10. The cooling apparatus of claim 7 wherein said water outlet comprises a continuously flowing drain arranged on a lower portion of said cooling vessel.

11. The cooling apparatus of claim 1 wherein an inner chamber is disposed in said cooling vessel and wherein a final stage of said one or more heat exchangers is disposed in said inner chamber and wherein an inlet of the cooling vessel is positioned such that the flow of liquid first passes said final stage before then exiting said inner chamber and passing to remaining heat exchangers of said one or more heat exchangers.

12. The cooling apparatus of claim 1 wherein an outlet of a subsequent stage of the compressor is communicably connected to a first stage of the compressor so as to ensure a constant positive pressure to an inlet of the first stage of the compressor.

13. A cooling method comprising: directing a flow of liquid from a hydrocarbon-producing well through a cooling vessel in which at least one heat exchanger is disposed;directing gas exiting a first stage of a compressor through a first of the at least one heat exchangers such that heat from the gas is absorbed by the liquid;configuring a first valve to at least partially bypass the first heat exchanger in response to a first sensed temperature of the gas, the first sensed temperature comprising a temperature of the gas prior to it entering a second stage of the compressor; anddirecting gas from the first heat exchanger to a suction scrubber prior to directing the gas into the second stage of the compressor.

14. The cooling method of claim 13 further comprising a second of the at least one heat exchangers disposed within the cooling vessel, the second heat exchanger comprising an inlet communicably coupled to an outlet of the second stage of the compressor, a second valve configured to at least partially bypass the second heat exchanger in response to a second sensed temperature of the gas, the second sensed temperature of the gas comprising a temperature of the gas downstream of the second valve.

15. The cooling method of claim 13 further comprising directing condensation from an outlet of the suction scrubber to a vapor recovery system.

16. The cooling method of claim 13 further comprising drawing water from a lower portion of the cooling vessel.

17. The cooling method of claim 16 wherein drawing water from a lower portion of the cooling vessel comprises removing water with a float-activated valve.

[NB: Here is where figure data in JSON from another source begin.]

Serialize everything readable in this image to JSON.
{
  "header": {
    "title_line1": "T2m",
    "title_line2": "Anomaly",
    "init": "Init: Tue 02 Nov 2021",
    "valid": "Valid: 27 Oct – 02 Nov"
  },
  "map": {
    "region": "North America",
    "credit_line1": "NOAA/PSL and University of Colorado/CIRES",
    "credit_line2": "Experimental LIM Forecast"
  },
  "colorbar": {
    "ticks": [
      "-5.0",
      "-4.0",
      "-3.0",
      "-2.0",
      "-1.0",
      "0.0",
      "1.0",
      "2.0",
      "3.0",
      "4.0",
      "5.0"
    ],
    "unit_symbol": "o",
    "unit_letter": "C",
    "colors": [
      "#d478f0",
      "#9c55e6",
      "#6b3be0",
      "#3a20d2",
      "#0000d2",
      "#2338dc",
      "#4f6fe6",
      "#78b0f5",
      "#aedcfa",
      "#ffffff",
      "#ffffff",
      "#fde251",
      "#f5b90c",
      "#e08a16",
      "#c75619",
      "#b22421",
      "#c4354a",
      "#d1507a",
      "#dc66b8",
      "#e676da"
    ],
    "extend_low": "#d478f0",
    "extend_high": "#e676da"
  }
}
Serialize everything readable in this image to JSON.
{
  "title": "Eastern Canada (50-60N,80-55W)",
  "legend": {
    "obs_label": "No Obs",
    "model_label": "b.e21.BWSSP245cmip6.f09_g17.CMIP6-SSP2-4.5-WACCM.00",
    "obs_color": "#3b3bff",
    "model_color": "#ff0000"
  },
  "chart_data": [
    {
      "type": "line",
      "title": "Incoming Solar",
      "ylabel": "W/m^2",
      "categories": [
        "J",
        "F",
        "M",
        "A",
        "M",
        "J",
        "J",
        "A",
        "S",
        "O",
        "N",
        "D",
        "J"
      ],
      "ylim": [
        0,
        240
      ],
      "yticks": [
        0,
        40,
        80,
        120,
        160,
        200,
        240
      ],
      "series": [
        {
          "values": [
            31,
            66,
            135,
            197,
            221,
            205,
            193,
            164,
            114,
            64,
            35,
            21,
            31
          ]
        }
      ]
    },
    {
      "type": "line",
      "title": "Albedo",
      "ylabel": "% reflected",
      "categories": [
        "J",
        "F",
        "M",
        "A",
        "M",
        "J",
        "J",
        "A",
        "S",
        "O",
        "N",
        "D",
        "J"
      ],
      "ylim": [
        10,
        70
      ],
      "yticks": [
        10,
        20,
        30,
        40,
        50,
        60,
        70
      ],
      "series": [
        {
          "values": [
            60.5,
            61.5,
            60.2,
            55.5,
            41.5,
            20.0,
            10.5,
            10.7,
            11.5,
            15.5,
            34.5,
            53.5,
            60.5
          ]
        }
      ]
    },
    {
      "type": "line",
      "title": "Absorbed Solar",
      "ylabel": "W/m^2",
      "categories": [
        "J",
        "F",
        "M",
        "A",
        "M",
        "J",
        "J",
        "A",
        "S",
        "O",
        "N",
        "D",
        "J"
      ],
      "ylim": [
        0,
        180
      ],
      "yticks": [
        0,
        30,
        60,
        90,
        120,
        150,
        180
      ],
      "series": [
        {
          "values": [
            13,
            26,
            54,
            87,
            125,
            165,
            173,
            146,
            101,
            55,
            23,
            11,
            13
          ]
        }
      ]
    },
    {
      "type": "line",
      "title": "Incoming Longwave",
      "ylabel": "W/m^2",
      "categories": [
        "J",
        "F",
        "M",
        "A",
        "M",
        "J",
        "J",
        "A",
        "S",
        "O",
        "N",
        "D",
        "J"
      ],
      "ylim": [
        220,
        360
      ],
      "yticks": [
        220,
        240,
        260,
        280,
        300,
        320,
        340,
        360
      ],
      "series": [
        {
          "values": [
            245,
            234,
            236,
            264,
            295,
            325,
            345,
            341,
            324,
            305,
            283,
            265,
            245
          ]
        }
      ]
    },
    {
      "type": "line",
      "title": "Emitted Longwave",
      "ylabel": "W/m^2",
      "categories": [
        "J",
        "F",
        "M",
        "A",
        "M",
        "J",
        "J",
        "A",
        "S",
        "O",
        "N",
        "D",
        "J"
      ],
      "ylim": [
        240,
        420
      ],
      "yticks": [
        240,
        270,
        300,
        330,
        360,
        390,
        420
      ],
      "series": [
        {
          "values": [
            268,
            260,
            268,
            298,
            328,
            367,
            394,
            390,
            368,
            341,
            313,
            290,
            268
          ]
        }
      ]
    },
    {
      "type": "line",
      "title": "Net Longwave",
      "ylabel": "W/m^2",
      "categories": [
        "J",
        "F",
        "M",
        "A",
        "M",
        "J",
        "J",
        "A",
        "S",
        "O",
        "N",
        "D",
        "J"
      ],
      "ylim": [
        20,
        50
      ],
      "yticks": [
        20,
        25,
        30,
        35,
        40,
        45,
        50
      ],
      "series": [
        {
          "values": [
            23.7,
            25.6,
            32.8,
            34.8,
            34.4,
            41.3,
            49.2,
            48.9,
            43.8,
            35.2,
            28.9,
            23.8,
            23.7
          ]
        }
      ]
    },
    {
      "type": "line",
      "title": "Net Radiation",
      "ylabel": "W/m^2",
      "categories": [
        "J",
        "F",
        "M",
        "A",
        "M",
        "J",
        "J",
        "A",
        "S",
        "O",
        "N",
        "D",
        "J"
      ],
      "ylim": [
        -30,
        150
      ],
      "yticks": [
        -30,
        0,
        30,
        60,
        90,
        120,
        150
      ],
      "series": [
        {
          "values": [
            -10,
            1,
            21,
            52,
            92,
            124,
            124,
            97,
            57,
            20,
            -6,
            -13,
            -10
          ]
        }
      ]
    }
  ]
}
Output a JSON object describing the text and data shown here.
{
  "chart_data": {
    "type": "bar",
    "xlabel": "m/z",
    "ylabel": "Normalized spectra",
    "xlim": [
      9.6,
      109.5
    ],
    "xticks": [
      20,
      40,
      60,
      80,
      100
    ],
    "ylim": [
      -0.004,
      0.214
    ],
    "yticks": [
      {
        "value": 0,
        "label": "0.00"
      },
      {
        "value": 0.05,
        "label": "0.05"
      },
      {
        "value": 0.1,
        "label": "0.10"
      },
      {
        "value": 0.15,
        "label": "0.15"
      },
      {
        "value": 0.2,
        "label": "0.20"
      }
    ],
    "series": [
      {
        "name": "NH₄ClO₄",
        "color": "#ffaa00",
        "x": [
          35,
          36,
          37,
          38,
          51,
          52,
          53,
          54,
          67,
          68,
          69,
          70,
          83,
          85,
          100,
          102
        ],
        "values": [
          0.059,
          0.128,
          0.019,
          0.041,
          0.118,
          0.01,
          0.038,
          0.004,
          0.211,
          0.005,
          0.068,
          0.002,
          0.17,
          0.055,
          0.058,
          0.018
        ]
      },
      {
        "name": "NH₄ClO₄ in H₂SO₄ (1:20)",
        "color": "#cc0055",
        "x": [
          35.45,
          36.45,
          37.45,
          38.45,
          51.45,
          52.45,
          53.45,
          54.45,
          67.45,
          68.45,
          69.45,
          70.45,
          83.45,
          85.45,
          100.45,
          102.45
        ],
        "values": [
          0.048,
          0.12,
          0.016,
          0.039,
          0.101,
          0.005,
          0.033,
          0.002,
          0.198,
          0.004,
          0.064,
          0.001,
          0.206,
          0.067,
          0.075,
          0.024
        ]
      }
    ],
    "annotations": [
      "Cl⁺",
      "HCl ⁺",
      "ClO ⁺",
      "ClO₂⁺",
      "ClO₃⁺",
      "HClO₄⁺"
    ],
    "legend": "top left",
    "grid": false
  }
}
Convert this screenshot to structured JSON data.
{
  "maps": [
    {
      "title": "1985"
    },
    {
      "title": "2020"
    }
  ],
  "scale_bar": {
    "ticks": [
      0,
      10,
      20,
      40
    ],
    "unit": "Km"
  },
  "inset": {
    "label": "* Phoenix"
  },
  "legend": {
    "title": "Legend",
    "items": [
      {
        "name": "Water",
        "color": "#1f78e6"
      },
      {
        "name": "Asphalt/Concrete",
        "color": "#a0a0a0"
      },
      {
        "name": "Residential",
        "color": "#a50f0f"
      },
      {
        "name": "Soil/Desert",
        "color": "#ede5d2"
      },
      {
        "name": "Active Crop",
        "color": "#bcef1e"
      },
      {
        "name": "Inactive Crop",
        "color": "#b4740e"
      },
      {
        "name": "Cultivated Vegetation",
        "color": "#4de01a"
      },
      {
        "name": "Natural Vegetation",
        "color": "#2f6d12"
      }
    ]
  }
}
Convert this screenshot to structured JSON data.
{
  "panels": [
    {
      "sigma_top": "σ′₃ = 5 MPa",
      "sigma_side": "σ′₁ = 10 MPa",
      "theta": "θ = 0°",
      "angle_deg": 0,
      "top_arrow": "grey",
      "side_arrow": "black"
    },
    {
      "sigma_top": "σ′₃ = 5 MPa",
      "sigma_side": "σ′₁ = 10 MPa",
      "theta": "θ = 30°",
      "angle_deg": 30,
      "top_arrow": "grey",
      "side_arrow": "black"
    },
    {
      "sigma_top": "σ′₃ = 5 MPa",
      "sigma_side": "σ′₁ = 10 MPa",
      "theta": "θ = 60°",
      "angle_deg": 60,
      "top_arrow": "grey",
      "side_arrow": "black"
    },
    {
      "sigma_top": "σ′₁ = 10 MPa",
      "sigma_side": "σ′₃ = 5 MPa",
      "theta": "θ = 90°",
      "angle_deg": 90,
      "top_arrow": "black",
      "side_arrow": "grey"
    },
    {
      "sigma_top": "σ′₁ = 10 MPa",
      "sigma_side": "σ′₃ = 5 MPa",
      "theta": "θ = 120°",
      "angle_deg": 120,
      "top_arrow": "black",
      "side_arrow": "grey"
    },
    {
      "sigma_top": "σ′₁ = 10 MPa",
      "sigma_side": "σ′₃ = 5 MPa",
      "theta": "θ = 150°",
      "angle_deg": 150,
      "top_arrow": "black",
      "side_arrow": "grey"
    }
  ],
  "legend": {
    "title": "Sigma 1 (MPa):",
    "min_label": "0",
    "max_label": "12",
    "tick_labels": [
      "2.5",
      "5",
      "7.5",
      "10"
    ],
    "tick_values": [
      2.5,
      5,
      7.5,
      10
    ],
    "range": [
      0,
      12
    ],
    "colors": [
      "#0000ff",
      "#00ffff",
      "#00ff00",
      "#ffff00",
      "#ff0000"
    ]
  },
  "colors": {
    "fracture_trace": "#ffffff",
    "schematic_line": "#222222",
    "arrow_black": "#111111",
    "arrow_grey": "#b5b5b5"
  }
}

18. The cooling method of claim 13 wherein directing a flow of liquids from a hydrocarbon-producing well through a cooling vessel comprises directing the flow of liquid past a final one of the one or more heat exchangers and then past others of the one or more heat exchangers.

19. The cooling method of claim 13 further comprising connecting an outlet of a subsequent stage of the compressor to an inlet of the first stage of the compressor such that a constant positive pressure is maintained at the inlet of the first stage of the compressor.